If you pass an object from one class to another and the receiving class has a strong property associated with it and the class that passes it off eventually nils its pointer it will still have a reference count of at least 1 and will be fine.
Ok, first this answer might helpt you also a little bit: ARC equivalent of autorelease?
Generally after the last strong variable is nilled, the object is released immediately. If you store it in a property, you can nil the property, assign it to something like __strong Foo *temp = self.bar; before you nil, and return that local __strong variable (although arc normally detects the return, and inferes the __strong byitself).
Some more details on that: Handling Pointer-to-Pointer Ownership Issues in ARC
DeanWombourne's answer is correct; but to add to (1).
In particular, the compiler may significantly re-order statements as a part of optimization.
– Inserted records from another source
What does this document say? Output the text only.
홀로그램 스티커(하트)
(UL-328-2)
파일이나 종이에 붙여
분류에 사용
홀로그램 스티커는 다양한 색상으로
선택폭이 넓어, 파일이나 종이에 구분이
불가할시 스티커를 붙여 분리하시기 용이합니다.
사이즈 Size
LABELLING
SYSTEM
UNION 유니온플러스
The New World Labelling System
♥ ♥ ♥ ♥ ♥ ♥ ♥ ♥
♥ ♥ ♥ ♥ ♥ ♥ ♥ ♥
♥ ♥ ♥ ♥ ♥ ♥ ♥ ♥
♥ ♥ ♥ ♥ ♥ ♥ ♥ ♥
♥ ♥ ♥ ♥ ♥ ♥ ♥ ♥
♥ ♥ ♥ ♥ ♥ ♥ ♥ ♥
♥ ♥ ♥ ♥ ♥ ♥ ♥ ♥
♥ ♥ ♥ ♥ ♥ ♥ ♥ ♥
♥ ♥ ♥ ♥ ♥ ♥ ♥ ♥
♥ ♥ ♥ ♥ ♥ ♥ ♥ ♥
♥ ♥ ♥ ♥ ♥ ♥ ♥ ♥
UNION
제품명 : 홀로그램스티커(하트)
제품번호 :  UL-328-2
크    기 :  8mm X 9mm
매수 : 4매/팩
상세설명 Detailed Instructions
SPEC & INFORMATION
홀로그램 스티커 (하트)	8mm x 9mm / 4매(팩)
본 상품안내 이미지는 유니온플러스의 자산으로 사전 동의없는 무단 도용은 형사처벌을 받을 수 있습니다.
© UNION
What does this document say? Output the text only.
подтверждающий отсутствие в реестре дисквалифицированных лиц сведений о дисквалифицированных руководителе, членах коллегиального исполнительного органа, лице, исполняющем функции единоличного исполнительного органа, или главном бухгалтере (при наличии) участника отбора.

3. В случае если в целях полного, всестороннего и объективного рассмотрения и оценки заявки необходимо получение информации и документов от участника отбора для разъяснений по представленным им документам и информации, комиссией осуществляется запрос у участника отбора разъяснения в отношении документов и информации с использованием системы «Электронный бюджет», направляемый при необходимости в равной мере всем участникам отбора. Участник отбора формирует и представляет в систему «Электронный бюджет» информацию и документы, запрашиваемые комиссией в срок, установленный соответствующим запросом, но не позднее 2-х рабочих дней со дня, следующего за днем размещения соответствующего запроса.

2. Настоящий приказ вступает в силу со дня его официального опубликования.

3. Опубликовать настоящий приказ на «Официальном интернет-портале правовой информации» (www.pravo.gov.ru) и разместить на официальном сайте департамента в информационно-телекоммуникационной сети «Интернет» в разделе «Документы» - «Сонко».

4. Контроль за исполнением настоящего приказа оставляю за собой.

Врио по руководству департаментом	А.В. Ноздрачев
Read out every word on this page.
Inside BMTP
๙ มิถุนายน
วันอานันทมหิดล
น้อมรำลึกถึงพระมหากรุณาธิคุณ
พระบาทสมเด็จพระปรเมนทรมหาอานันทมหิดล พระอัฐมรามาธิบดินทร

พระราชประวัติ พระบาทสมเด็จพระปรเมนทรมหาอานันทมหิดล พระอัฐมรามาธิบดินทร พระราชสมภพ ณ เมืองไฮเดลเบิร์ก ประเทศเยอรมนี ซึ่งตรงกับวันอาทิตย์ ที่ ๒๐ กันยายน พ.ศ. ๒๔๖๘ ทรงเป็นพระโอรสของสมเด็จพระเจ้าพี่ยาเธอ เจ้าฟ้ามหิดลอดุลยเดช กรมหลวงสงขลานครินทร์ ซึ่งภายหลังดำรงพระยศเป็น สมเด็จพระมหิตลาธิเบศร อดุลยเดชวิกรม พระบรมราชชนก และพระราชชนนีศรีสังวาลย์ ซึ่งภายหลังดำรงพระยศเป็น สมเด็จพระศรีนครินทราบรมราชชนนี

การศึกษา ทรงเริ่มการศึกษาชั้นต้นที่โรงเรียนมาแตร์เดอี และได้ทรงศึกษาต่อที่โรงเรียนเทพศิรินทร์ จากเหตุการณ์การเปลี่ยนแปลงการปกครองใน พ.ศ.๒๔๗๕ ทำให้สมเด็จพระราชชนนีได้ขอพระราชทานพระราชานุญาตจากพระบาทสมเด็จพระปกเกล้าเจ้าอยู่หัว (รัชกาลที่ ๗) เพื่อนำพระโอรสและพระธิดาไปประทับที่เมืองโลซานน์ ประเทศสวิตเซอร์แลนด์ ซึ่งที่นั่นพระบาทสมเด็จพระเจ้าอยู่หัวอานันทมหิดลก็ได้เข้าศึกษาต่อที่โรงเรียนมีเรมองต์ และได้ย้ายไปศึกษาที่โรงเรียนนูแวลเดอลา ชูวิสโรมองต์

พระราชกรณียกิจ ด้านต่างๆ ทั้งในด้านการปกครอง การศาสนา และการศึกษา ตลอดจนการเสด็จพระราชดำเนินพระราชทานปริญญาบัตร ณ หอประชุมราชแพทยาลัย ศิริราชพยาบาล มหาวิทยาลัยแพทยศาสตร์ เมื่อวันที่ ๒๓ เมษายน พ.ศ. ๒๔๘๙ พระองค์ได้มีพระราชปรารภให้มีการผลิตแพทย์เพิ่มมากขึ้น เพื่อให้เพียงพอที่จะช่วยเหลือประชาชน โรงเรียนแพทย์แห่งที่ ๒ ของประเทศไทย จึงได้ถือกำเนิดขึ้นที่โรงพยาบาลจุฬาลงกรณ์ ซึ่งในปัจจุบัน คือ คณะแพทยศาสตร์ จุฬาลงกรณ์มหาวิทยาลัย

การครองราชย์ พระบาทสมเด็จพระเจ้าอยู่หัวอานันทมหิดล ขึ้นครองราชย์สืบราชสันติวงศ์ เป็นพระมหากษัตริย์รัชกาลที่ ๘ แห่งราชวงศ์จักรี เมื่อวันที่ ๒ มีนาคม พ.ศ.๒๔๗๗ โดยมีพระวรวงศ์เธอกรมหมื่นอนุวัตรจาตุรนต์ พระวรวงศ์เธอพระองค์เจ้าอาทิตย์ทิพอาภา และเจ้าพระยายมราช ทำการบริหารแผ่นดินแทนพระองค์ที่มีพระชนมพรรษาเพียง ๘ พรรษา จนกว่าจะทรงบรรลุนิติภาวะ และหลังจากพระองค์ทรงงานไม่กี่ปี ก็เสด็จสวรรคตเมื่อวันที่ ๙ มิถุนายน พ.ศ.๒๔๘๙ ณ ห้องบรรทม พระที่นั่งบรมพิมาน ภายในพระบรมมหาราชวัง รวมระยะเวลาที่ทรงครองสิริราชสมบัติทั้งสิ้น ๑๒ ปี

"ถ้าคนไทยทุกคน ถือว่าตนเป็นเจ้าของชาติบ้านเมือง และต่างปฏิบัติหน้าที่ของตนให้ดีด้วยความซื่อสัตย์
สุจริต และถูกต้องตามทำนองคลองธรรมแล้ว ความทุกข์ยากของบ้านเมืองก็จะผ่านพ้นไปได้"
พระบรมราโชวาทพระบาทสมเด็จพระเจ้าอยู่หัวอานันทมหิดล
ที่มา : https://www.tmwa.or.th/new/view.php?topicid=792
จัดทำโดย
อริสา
While method calls will always occur in the order written in code (because any method call may have side effects), any atomic expression may be re-ordered by the compiler as long as that re-order doesn't impact behavior. Same thing goes for local variable re-use, etc...
Thus, the ARC compiler will guarantee that a pointer is valid for as long as it is needed, no more. But there is no guarantee when the pointed to object might be released other than that it isn't going to happen beyond the scope of declaration. There is also no guarantee that object A is released before B simply because A is declared and last used before B.
IN other words, as long as you write your code without relying on side effects and race conditions, it should all just work.
Please keep you code proper as it has diffrent behaviour on diffrent complier.